BISHKEK (TCA) — The April 30 landslide that buried a village in southern Kyrgyzstan once more drew the attention to the long-lasting problem of people illegally building homes in areas vulnerable to natural disasters. We are republishing this article by Peter Leonard on the issue, originally published by EurasiaNet.org:
From a vantage point upon a hill, the recovery workers in the southern Kyrgyzstan settlement of Ayuu looked like burrowing ants. Beneath them lay the bodies of 24 people — some only toddlers — buried by a landslide big enough to fill an Olympic swimming pool 100 times over.
At around 2 pm on April 30, a day after the disaster struck, shouts went up from one of the handful of excavation areas. The work was centered on spots above where houses had stood. Men dropped their shovels and rushed to the source of the clamor over uneven heaps of landslide soil moistened by a morning sprinkling of snow. More in hope than certainty, some said under their breath, “They’re alive.”
But the rescuers emerging from the digging site were not carrying survivors, but two small and lifeless bodies. The tiny feet of Madina Abdisalomovna, born in 2015, peeped out from a carefully wrapped blanket. Next to her lay Adina Mamanova, born in 2005. A relative kneeled over the bodies and spent a long moment laying a hand wordlessly over Madina’s still heart.
Up on the hill, villagers looked down in dazed sorrow. Almost all the residents of Ayuu are somehow related to one another. Women hugged each other and huddled in little clusters exchanging words of sympathy. Some wept loudly, others quietly dabbed away tears. One man, Artykbai Kamchiyev, who lost almost his entire immediate family — a wife, two sons, a daughter-in-law, and two grandchildren — was comforted by a succession of relatives as he sobbed uncontrollably.
A flimsy tent served as a first-aid point, but had little of much use to offer other than checking people’s blood pressure. In the next tent along, villagers were handed out soup, bread and tea.
As of May 3, eight bodies in all have been found.
Recovery work was being overseen by Daiyrbek Karimov, the head of the Osh department of the Emergency Services Ministry. As Karimov told EurasiaNet.org, many of the homes crushed by the landslide should not have been there at all.
“In 2003, there were only about three or four homes here. Monitoring specialists from our ministry came especially and issued them a warning about [a possible] landslide. And then the following year, they again built yet more homes illegally, without documents,” Karimov said.
This area of Kyrgyzstan, where the mountains rise at the eastern edge of the Ferghana Valley, is particularly vulnerable to landslides.
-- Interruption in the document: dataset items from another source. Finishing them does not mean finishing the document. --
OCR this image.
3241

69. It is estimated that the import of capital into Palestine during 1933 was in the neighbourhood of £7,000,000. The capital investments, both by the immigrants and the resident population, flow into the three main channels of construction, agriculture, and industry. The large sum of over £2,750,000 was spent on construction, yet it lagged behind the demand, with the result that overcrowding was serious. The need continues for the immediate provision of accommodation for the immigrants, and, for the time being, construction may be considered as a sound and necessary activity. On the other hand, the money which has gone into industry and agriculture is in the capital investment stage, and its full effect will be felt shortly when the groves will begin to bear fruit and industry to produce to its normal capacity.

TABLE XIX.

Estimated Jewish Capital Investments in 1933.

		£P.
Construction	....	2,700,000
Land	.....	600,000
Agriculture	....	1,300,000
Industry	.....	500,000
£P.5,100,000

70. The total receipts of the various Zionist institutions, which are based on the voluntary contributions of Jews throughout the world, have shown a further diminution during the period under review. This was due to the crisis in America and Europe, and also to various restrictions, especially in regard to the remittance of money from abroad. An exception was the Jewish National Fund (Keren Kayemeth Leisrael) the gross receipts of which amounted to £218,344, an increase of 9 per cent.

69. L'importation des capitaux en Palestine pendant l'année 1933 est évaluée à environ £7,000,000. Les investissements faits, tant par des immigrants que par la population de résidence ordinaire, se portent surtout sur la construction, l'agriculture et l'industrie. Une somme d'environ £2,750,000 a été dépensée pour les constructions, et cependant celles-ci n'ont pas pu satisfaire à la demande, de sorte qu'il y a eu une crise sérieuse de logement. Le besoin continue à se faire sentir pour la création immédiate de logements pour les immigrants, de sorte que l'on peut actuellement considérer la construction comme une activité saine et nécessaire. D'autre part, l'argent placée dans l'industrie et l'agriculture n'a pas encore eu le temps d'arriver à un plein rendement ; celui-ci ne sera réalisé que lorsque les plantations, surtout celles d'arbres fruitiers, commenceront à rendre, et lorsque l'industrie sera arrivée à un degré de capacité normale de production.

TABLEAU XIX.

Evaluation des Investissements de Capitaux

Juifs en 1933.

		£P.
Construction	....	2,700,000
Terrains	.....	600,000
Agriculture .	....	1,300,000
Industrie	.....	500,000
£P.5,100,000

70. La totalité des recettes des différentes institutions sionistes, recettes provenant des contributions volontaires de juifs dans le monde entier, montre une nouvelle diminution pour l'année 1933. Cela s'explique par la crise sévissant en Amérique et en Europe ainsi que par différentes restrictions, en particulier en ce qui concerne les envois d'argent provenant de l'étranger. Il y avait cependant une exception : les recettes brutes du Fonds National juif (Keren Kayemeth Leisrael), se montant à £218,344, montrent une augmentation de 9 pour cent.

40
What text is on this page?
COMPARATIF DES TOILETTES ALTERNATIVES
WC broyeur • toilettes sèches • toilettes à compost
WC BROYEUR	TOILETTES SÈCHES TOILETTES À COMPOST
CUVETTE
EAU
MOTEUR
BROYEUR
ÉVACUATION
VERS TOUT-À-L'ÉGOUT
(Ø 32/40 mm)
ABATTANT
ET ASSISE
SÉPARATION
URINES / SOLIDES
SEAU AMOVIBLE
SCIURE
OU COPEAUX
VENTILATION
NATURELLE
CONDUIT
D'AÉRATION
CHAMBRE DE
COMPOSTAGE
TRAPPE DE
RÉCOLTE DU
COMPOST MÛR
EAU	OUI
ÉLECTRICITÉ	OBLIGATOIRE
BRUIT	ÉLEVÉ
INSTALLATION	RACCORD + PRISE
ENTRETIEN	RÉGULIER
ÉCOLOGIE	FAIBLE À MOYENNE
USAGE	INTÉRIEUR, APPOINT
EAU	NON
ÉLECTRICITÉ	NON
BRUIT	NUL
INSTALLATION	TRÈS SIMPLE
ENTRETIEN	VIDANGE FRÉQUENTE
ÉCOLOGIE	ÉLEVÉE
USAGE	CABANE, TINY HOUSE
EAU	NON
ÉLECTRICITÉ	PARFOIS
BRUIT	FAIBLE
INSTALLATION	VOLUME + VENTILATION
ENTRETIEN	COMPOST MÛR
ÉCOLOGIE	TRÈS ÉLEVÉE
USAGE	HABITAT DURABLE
The season for such events arrives with the spring, during which intense bouts of rainfall are common. Landslides can also be triggered by groundwater pressure or seismic activity.
Karimov said that in the Osh region alone, there are 389 locations — home to many hundreds of families — at high risk from landslides. The authorities say they have done everything to persuade the people to move. In Ayuu, stark and ominous cracks had long been forming in the grassy loess on the hillside above the village. “On March 28 this year, our specialists, including the head of the Monitoring Department, came here again and held a meeting with residents,” Karimov said. “They warned them all to move to a safer spot.”
Residents of three of the seven houses destroyed were given preferential loans by the government in 2003 to encourage them to move. The four other buildings were erected without proper permits, officials say.
In the end, such was the volume of displaced soil that there have been calls not to carry out recovery work at all, and to transform the entire site into a graveyard instead.
Relocating from a place like Ayuu means abandoning a certain source of income in a country where a lack of opportunities forces hundreds of thousands to go abroad for work. Homesteads have anything from a few dozen to several hundred sheep, cows and horses. “People live here because of the farming, they want to graze their cattle,” Dilmuhammed Bokoshev, the mayor of the village of Zarger, which encompasses Ayuu, told EurasiaNet.org. “They will not abandon the land of their ancestors.”
Bokoshev conceded that anything up to half the population of his village may eventually have to be relocated because of the potential for more landslides. Land has been set aside in the neighboring Jalal-Abad region, in which people from Ayuu and several other nearby localities are being urged to settle.
Somewhere along the line, however, enforcement of instructions to relocate appears to break down.
“Under Kyrgyz law, our functions in the Emergency Services Ministry are to issue preventative warnings, monitor dangerous areas and issue official writs,” Karimov said. “We gave every village head, every district chief and regional head instructions to securely relocate people, as permitted within the law, and to provide any kind of social and humanitarian support.”
Whether it is because of villagers’ stubbornness or inaction by the local officials, people seldom move. With that in mind, President Almazbek Atambayev’s immediate reaction to news of the landslide was not to extend his sympathies but instead to upbraid its victims.
“You have to at least be a little afraid of God,” he said. “Just because you don’t want to live, just because you deem your cattle more precious than yourself, what fault is that of the children? How is that the fault of the other people that lived in the house?”